Leaving Bequia in late November, Blackbeard with his new ship, now renamed Queen Anne’s Revenge, cruised the Caribbean taking prizes and adding to his fleet. According to David Moore’s research, from the Grenadines, Blackbeard sailed north along the Lesser Antilles plundering ships near St. Vincent, St. Lucia, Nevis, and Antigua, and by early December he had arrived off the eastern end of Puerto Rico. From there, a former captive reported that the pirates were headed to Samana Bay in Hispaniola (Dominican Republic). No historical records have been located to chronicle Blackbeard’s movements during the first three months of 1718, but by April the pirates were off the Turneffe Islands in the Bay of Honduras. It was there that Blackbeard captured the sloop Adventure, forcing the sloop’s captain, David Herriot, to join him. Sailing east once again, the pirates passed near the Cayman Islands and captured a Spanish sloop off Cuba that they also added to their flotilla. Turning north, they sailed through the Bahamas and proceeded up the North American coast. In May 1718, the pirates arrived off Charleston, South Carolina, with Queen Anne’s Revenge and three smaller sloops.7

In perhaps the most brazen act of his piratical career, Blackbeard blockaded the port of Charleston for nearly a week. The pirates seized several ships attempting to enter or leave the port and detained the crew and passengers of one ship, the Crowley, as prisoners. As ransom for the hostages, Blackbeard demanded that the pirates be given a chest of medicine. The medicines eventually delivered, the captives were released, and the pirates continued their journey up the coast.8

Soon after leaving Charleston, Blackbeard’s fleet attempted to enter Old Topsail Inlet in North Carolina, now known as Beaufort Inlet. During that attempt, Queen Anne’s Revenge and the sloop Adventure grounded on the ocean bar and were abandoned. Research by David Moore, and others, has uncovered two eyewitness accounts that shed light on where the two pirate vessels were lost.

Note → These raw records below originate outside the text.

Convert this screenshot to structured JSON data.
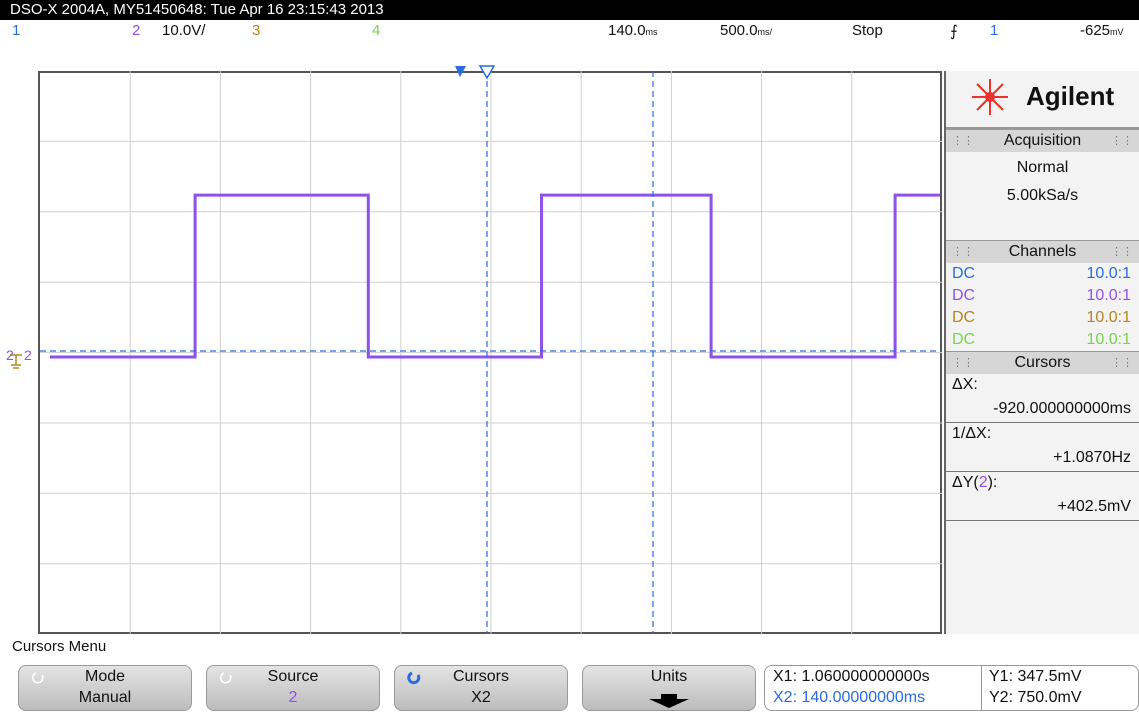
{
  "title_bar": "DSO-X 2004A, MY51450648: Tue Apr 16 23:15:43 2013",
  "status": {
    "ch1": "1",
    "ch2": "2",
    "ch2_scale": "10.0V/",
    "ch3": "3",
    "ch4": "4",
    "delay": "140.0",
    "delay_unit": "ms",
    "timebase": "500.0",
    "timebase_unit": "ms/",
    "run_state": "Stop",
    "trigger_source": "1",
    "trigger_level": "-625",
    "trigger_unit": "mV"
  },
  "ground_marker": "2",
  "panel": {
    "brand": "Agilent",
    "acquisition_title": "Acquisition",
    "acquisition_mode": "Normal",
    "sample_rate": "5.00kSa/s",
    "channels_title": "Channels",
    "channels": [
      {
        "coupling": "DC",
        "probe": "10.0:1",
        "color": "#2a6be0"
      },
      {
        "coupling": "DC",
        "probe": "10.0:1",
        "color": "#8f52e8"
      },
      {
        "coupling": "DC",
        "probe": "10.0:1",
        "color": "#b4861e"
      },
      {
        "coupling": "DC",
        "probe": "10.0:1",
        "color": "#7cd24e"
      }
    ],
    "cursors_title": "Cursors",
    "dx_label": "ΔX:",
    "dx_value": "-920.000000000ms",
    "inv_dx_label": "1/ΔX:",
    "inv_dx_value": "+1.0870Hz",
    "dy_label": "ΔY(",
    "dy_channel": "2",
    "dy_label_end": "):",
    "dy_value": "+402.5mV"
  },
  "menu": {
    "title": "Cursors Menu",
    "softkeys": [
      {
        "label": "Mode",
        "value": "Manual"
      },
      {
        "label": "Source",
        "value": "2"
      },
      {
        "label": "Cursors",
        "value": "X2"
      },
      {
        "label": "Units",
        "value": ""
      }
    ]
  },
  "readout": {
    "x1": "X1: 1.060000000000s",
    "x2": "X2: 140.00000000ms",
    "y1": "Y1: 347.5mV",
    "y2": "Y2: 750.0mV"
  },
  "colors": {
    "channel1": "#2a6be0",
    "channel2": "#8f52e8",
    "channel3": "#b4861e",
    "channel4": "#7cd24e",
    "cursor": "#2a6be0"
  },
  "waveform": {
    "channel": "2",
    "type": "square",
    "time_per_div_s": 0.5,
    "volts_per_div": 10.0,
    "level_high_div": 2.3,
    "level_low_div": 0.0,
    "edges_time_s": [
      -1.64,
      -0.68,
      0.28,
      1.22,
      2.24
    ],
    "first_level": "low"
  }
}
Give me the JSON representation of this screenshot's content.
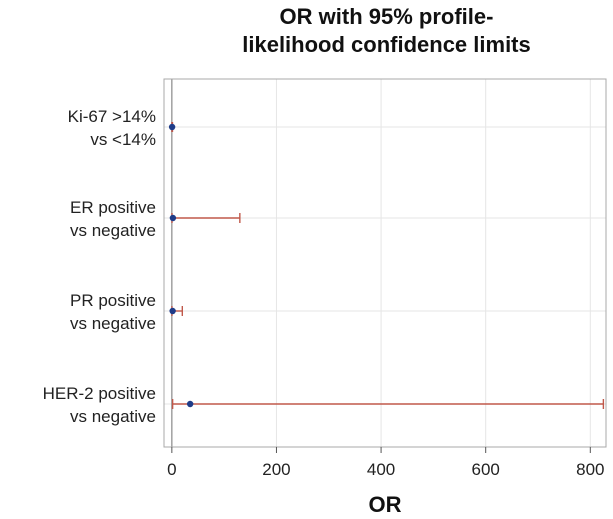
{
  "chart_data": {
    "type": "forest",
    "title_lines": [
      "OR with 95% profile-",
      "likelihood confidence limits"
    ],
    "xlabel": "OR",
    "xlim": [
      -15,
      830
    ],
    "xticks": [
      0,
      200,
      400,
      600,
      800
    ],
    "grid": true,
    "rows": [
      {
        "label_lines": [
          "Ki-67 >14%",
          "vs <14%"
        ],
        "or": 0.5,
        "lower": 0.1,
        "upper": 1.2
      },
      {
        "label_lines": [
          "ER positive",
          "vs negative"
        ],
        "or": 2,
        "lower": 0.3,
        "upper": 130
      },
      {
        "label_lines": [
          "PR positive",
          "vs negative"
        ],
        "or": 1.5,
        "lower": 0.2,
        "upper": 20
      },
      {
        "label_lines": [
          "HER-2 positive",
          "vs negative"
        ],
        "or": 35,
        "lower": 1.5,
        "upper": 825
      }
    ],
    "colors": {
      "point": "#1f3c88",
      "ci": "#c0584a",
      "grid": "#e6e6e6",
      "frame": "#a8a8a8",
      "ref_line": "#8c8c8c"
    }
  }
}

According to a deposition given by David Herriot, the former captain of Adventure, “the said Thatch’s ship Queen Anne’s Revenge run a-ground off of the Bar of Topsail-Inlet.” Herriot further states that Adventure “run a-ground likewise about Gun-shot from the said Thatch”. Captain Ellis Brand of the HMS Lyme provided additional insight as to where the two ships were lost in a letter (12 July, 1718) to the Lords of Admiralty. In that letter Brand stated that: “On the 10th of June or thereabouts a large pyrate Ship of forty Guns with three Sloops in her company came upon the coast of North carolina ware they endeavour’d To goe in to a harbour, call’d Topsail Inlett, the Ship Stuck upon the barr att the entrance of the harbour and is lost; as is one of the sloops.”

In his deposition, Herriot claims that Blackbeard intentionally grounded Queen Anne’s Revenge and Adventure in order to break up the company, which by this time had grown to over 300 pirates. Intentional or not, that is what happened as Blackbeard marooned some pirates and left Beaufort with a hand picked crew and most of the valuable plunder.

Blackbeard’s piratical career ended six months later at Ocracoke Inlet on the North Carolina coast. There he encountered an armed contingent sent by Virginia Governor Alexander Spotswood and led by Royal Navy Lieutenant Robert Maynard. In a desperate battle aboard Maynard’s sloop, Blackbeard and a number of his fellow pirates were killed. Maynard returned to Virginia with the surviving pirates and the grim trophy of Blackbeard’s severed head hanging from the sloop’s bowsprit.